In for a penny: ‘Last week an SOC team was called out to flat one-twenty-two, forty-seventh floor. Their scene-of-crime scans show the place covered in blood, but when I went back there on Monday it was stripped clean. No bloodstains; just an old, tatty flat with faded wallpaper.’

‘You came all the way down here because someone tidied up?’

‘Two of the bodies we collected from Sherman House this week tested positive for VR syndrome. We need to know if there’s another outbreak brewing.’ It wasn’t the whole truth, but it wasn’t a lie either. The machines wouldn’t get suspicious.

‘I see.’ The figure took a step back and the doorway faded, leaving nothing behind but mirrored glass. That fake American accent echoed around the room, ‘Don’t go anywhere, will you?’

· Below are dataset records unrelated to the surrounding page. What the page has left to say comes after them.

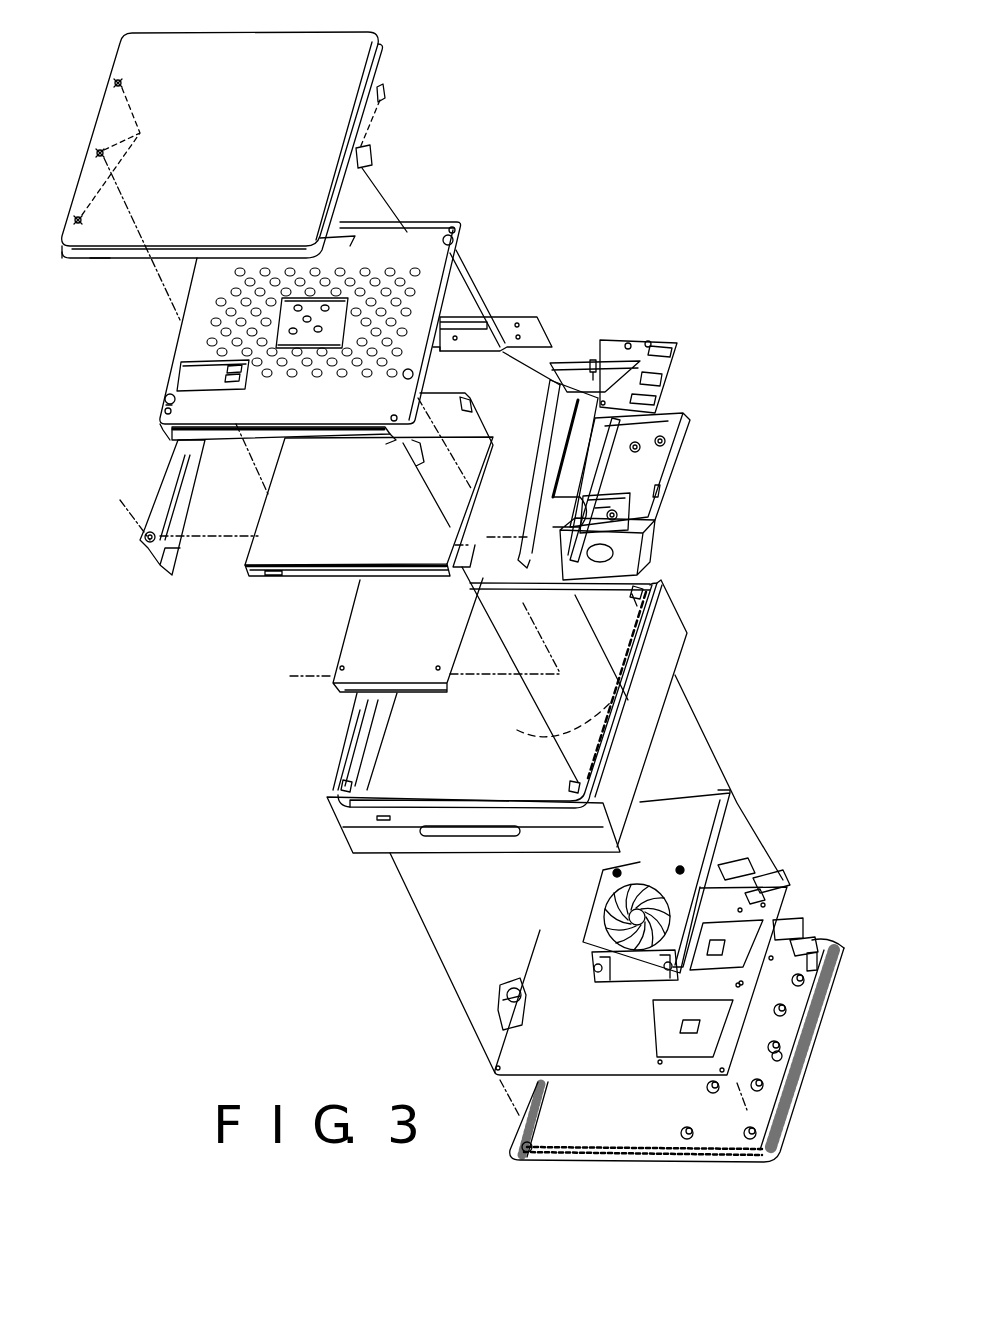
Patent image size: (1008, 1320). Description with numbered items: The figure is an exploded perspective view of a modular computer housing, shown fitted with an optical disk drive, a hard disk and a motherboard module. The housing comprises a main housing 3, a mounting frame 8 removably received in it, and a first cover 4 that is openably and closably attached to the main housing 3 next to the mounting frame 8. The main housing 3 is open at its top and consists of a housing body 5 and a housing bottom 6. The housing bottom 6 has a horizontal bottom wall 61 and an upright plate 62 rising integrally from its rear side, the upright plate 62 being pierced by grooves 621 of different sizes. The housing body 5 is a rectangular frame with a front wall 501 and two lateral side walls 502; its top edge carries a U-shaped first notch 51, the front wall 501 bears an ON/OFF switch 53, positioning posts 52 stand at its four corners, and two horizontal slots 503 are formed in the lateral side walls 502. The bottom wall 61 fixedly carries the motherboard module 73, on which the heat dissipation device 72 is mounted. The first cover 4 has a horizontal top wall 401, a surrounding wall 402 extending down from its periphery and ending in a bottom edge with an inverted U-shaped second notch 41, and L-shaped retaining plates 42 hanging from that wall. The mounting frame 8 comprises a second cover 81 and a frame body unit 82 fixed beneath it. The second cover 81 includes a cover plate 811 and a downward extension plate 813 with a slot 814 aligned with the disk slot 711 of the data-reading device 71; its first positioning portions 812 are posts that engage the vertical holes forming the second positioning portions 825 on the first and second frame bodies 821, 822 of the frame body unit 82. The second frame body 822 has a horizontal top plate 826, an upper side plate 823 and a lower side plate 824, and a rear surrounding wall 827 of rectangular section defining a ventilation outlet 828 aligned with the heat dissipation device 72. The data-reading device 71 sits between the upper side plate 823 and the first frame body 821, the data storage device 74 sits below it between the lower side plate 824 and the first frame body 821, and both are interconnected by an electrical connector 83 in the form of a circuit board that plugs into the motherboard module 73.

The main housing 3 is at (778, 656).
The first cover 4 is at (263, 251).
The top wall 401 is at (343, 44).
The surrounding wall 402 is at (381, 70).
The second notch 41 is at (116, 260).
The retaining plates 42 is at (254, 286).
The housing body 5 is at (514, 754).
The front wall 501 is at (480, 853).
The lateral side walls 502 is at (340, 760).
The horizontal slots 503 is at (377, 720).
The first notch 51 is at (433, 808).
The positioning posts 52 is at (635, 600).
The ON/OFF switch 53 is at (497, 833).
The housing bottom 6 is at (682, 998).
The bottom wall 61 is at (792, 1090).
The upright plate 62 is at (790, 946).
The grooves 621 is at (823, 1057).
The data-reading device 71 is at (345, 535).
The disk slot 711 is at (292, 578).
The heat dissipation device 72 is at (683, 813).
The motherboard module 73 is at (753, 897).
The data storage device 74 is at (428, 660).
The mounting frame 8 is at (582, 251).
The second cover 81 is at (417, 241).
The cover plate 811 is at (437, 279).
The first positioning portions 812 is at (467, 253).
The extension plate 813 is at (372, 437).
The slot 814 is at (357, 432).
The frame body unit 82 is at (700, 421).
The first frame body 821 is at (160, 576).
The second frame body 822 is at (672, 469).
The upper side plate 823 is at (615, 483).
The lower side plate 824 is at (543, 533).
The second positioning portions 825 is at (677, 387).
The top plate 826 is at (552, 460).
The surrounding wall 827 is at (567, 360).
The ventilation outlet 828 is at (594, 358).
The electrical connector 83 is at (505, 318).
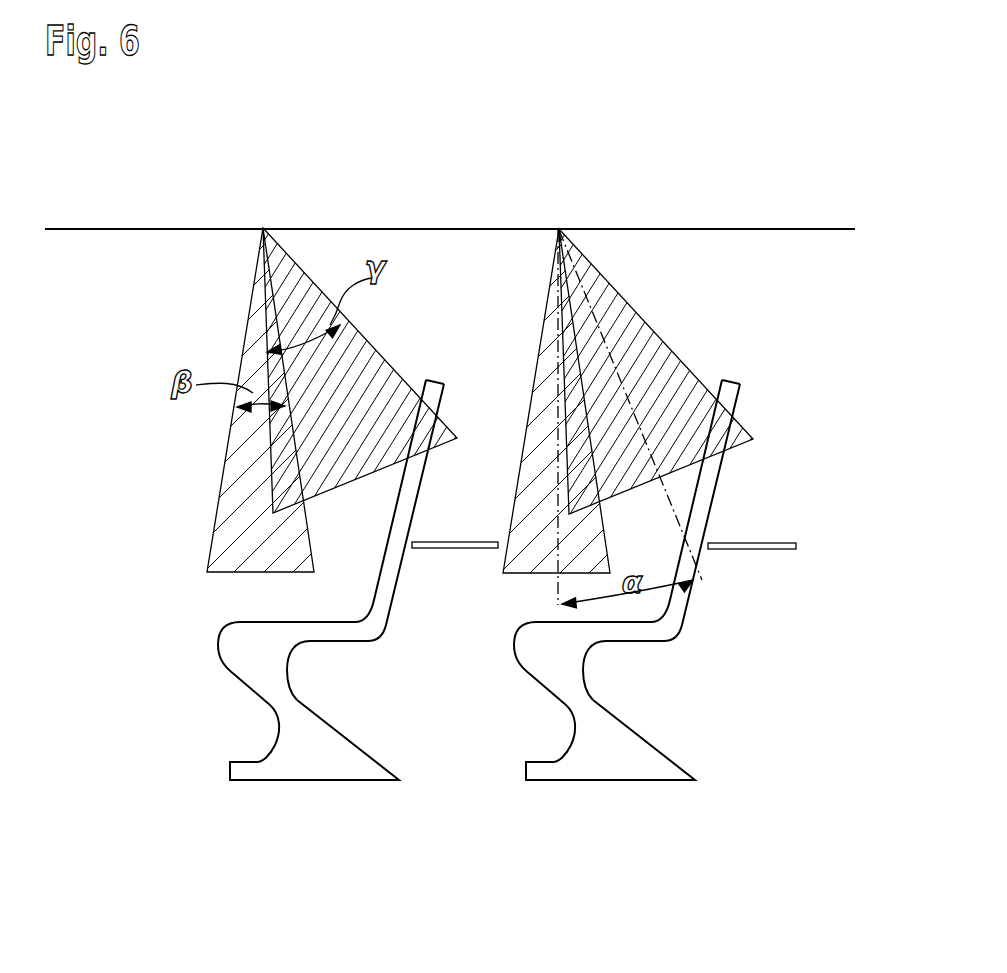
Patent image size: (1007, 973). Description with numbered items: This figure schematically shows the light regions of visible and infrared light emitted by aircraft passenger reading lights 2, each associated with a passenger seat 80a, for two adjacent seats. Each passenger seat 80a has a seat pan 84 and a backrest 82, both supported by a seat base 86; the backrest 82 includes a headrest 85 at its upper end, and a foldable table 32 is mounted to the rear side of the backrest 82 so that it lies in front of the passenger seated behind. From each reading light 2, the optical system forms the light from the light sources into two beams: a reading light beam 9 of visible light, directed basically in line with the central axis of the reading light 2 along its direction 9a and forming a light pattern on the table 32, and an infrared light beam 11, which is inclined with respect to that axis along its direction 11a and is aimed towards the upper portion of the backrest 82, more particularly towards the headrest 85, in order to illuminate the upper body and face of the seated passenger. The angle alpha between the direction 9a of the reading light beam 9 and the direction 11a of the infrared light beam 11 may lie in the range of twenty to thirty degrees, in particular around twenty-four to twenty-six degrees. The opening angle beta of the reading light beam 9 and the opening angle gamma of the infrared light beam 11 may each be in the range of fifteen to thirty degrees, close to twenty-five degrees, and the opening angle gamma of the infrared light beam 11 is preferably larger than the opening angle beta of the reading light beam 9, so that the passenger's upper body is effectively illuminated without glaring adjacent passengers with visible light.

The aircraft passenger reading light 2 is at (263, 228).
The reading light beam 9 is at (185, 566).
The direction of the reading light beam 9a is at (549, 360).
The infrared light beam 11 is at (384, 329).
The direction of the infrared light beam 11a is at (678, 512).
The foldable table 32 is at (438, 548).
The passenger seat 80a is at (475, 573).
The backrest 82 is at (442, 482).
The seat pan 84 is at (328, 632).
The headrest 85 is at (428, 393).
The seat base 86 is at (302, 763).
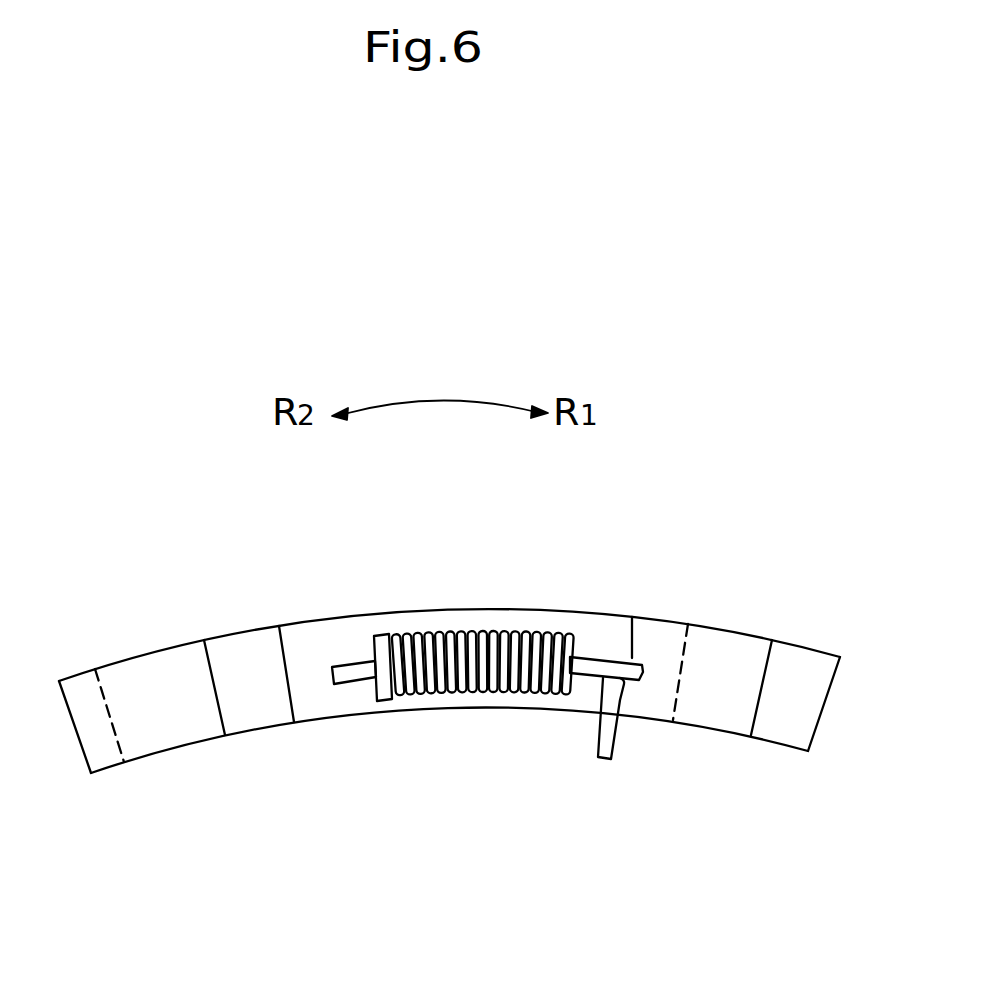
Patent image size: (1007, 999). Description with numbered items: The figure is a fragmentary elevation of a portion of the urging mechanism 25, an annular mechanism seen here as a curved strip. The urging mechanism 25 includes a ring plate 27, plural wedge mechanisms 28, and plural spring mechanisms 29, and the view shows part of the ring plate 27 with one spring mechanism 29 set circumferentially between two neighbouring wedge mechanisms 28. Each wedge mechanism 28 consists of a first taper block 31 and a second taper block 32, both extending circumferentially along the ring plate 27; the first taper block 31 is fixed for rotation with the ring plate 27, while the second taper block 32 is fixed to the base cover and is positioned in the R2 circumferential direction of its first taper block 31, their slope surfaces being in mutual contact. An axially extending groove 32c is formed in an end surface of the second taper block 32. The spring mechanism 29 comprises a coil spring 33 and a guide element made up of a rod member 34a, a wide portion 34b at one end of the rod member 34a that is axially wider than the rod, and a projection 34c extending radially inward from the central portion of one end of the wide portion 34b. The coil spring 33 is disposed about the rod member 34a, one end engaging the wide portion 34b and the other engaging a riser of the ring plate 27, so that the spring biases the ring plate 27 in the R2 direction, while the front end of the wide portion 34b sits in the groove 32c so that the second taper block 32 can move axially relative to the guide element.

The urging mechanism 25 is at (623, 473).
The ring plate 27 is at (325, 707).
The wedge mechanism 28 is at (188, 610).
The spring mechanism 29 is at (493, 630).
The first taper block 31 is at (240, 655).
The second taper block 32 is at (145, 677).
The groove 32c is at (635, 678).
The coil spring 33 is at (474, 592).
The rod member 34a is at (335, 668).
The wide portion 34b is at (594, 664).
The projection 34c is at (616, 760).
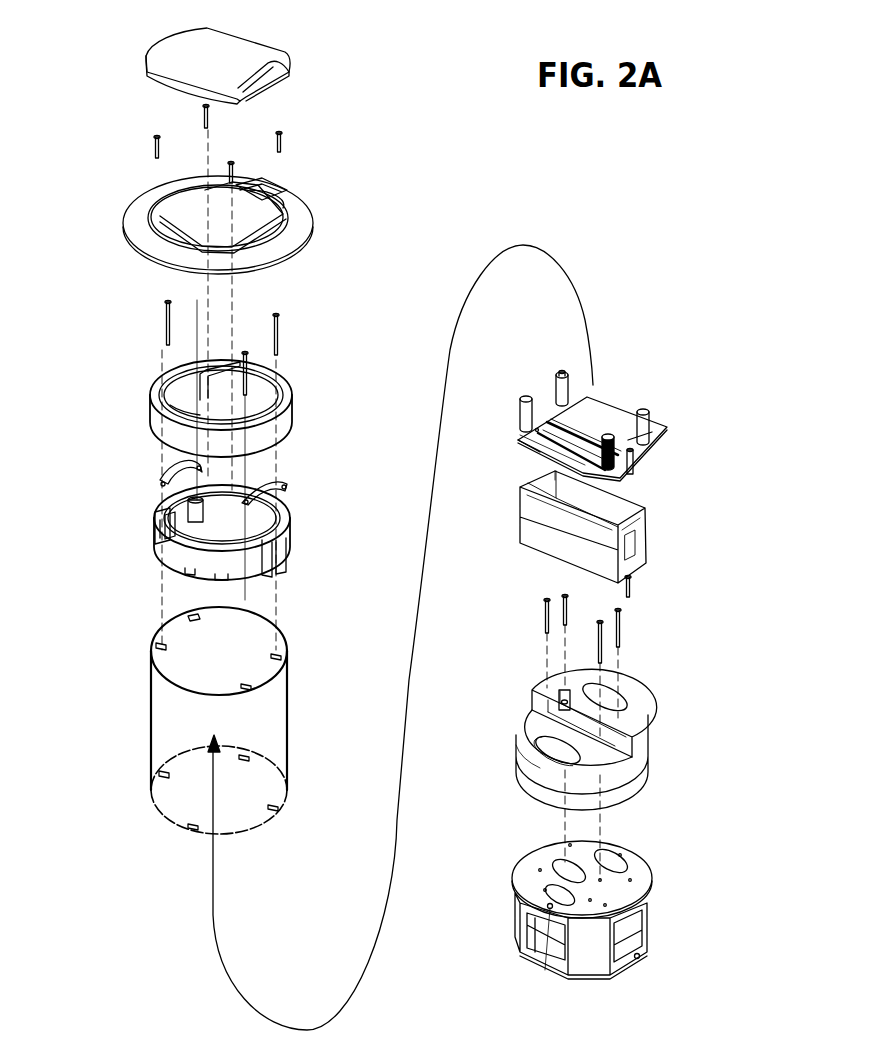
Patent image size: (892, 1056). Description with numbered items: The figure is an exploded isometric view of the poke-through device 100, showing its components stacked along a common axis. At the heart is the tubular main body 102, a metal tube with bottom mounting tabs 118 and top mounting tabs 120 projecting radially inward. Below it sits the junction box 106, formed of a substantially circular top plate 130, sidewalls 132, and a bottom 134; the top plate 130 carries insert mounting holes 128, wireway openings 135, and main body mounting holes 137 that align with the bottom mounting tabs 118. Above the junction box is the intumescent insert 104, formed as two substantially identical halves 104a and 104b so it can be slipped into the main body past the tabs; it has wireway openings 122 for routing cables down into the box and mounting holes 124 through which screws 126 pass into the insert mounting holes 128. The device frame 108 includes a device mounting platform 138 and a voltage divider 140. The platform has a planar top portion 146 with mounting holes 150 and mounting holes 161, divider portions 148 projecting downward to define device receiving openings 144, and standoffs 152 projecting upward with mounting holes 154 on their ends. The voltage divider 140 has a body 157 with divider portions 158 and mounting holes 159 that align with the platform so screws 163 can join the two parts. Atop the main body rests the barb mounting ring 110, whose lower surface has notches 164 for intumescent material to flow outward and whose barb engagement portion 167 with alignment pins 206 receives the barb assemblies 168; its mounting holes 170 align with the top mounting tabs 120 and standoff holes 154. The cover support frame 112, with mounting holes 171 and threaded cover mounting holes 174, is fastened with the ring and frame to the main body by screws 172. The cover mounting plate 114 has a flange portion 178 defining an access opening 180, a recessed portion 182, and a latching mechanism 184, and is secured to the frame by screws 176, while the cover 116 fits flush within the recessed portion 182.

The poke-through device 100 is at (492, 213).
The tubular main body 102 is at (168, 700).
The intumescent insert 104 is at (668, 746).
The half of intumescent insert 104a is at (524, 764).
The half of intumescent insert 104b is at (546, 684).
The junction box 106 is at (655, 906).
The device frame 108 is at (665, 475).
The barb mounting ring 110 is at (165, 548).
The cover support frame 112 is at (283, 425).
The cover mounting plate 114 is at (152, 244).
The cover 116 is at (238, 50).
The bottom mounting tabs 118 is at (273, 808).
The top mounting tabs 120 is at (233, 655).
The wireway openings 122 is at (627, 697).
The mounting holes 124 is at (566, 688).
The screws 126 is at (546, 632).
The insert mounting holes 128 is at (548, 872).
The top plate 130 is at (633, 870).
The sidewalls 132 is at (522, 920).
The bottom 134 is at (628, 957).
The wireway openings 135 is at (620, 862).
The main body mounting holes 137 is at (637, 958).
The device mounting platform 138 is at (510, 405).
The voltage divider 140 is at (660, 536).
The device receiving openings 144 is at (588, 435).
The planar top portion 146 is at (522, 440).
The divider portions 148 is at (605, 432).
The mounting holes 150 is at (584, 397).
The standoffs 152 is at (520, 420).
The mounting holes 154 is at (650, 428).
The body 157 is at (642, 513).
The divider portions 158 is at (535, 537).
The mounting holes 159 is at (550, 488).
The mounting holes 161 is at (634, 474).
The screws 163 is at (633, 592).
The notches 164 is at (280, 556).
The barb engagement portion 167 is at (165, 490).
The barb assemblies 168 is at (163, 467).
The mounting holes 170 is at (158, 497).
The mounting holes 171 is at (193, 393).
The screws 172 is at (163, 313).
The threaded cover mounting holes 174 is at (214, 365).
The screws 176 is at (282, 140).
The flange portion 178 is at (128, 226).
The access opening 180 is at (190, 215).
The recessed portion 182 is at (285, 210).
The latching mechanism 184 is at (250, 172).
The alignment pins 206 is at (273, 529).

And then Emily hissed at Will, ‘Why the hell did you tell him who we are?’

‘You want your brain fried with chemicals?’

‘You have no idea who he is! Terra-rists, Neo-Christian Jihad, even Gaelic Nation Separatists for fuck’s sake. They didn’t know who we were, and you just handed them a Network ASD for a hostage!’

Will nodded at the mountain of muscle in the dark-grey jumpsuit. ‘Look at him: he’s not a fanatic, he’s military. This whole place stinks of Black Ops.’

She looked at him. ‘That doesn’t exactly make me feel any better.’

Ten minutes later, the dim room blossomed into full light, sparkling back off the mirrored wall. A door popped open somewhere behind them, and that same transatlantic voice said, ‘Angus, please unfasten our guests.’

‘Yes, sir.’ The man-mountain started on Will’s restraints.

A figure wandered into view, hands in the pockets of his sharp, bottle-green suit. Late twenties. His hair was mousy brown and wavy, his eyes unremarkably blue. The kind of face you wouldn’t remember clearly when you were questioned by the police. He walked with a pronounced ‘clip clop’, on a pair of dark brown Cuban heels that added an extra inch-and-a-half to his height, and even then he only just scraped five-foot-eight.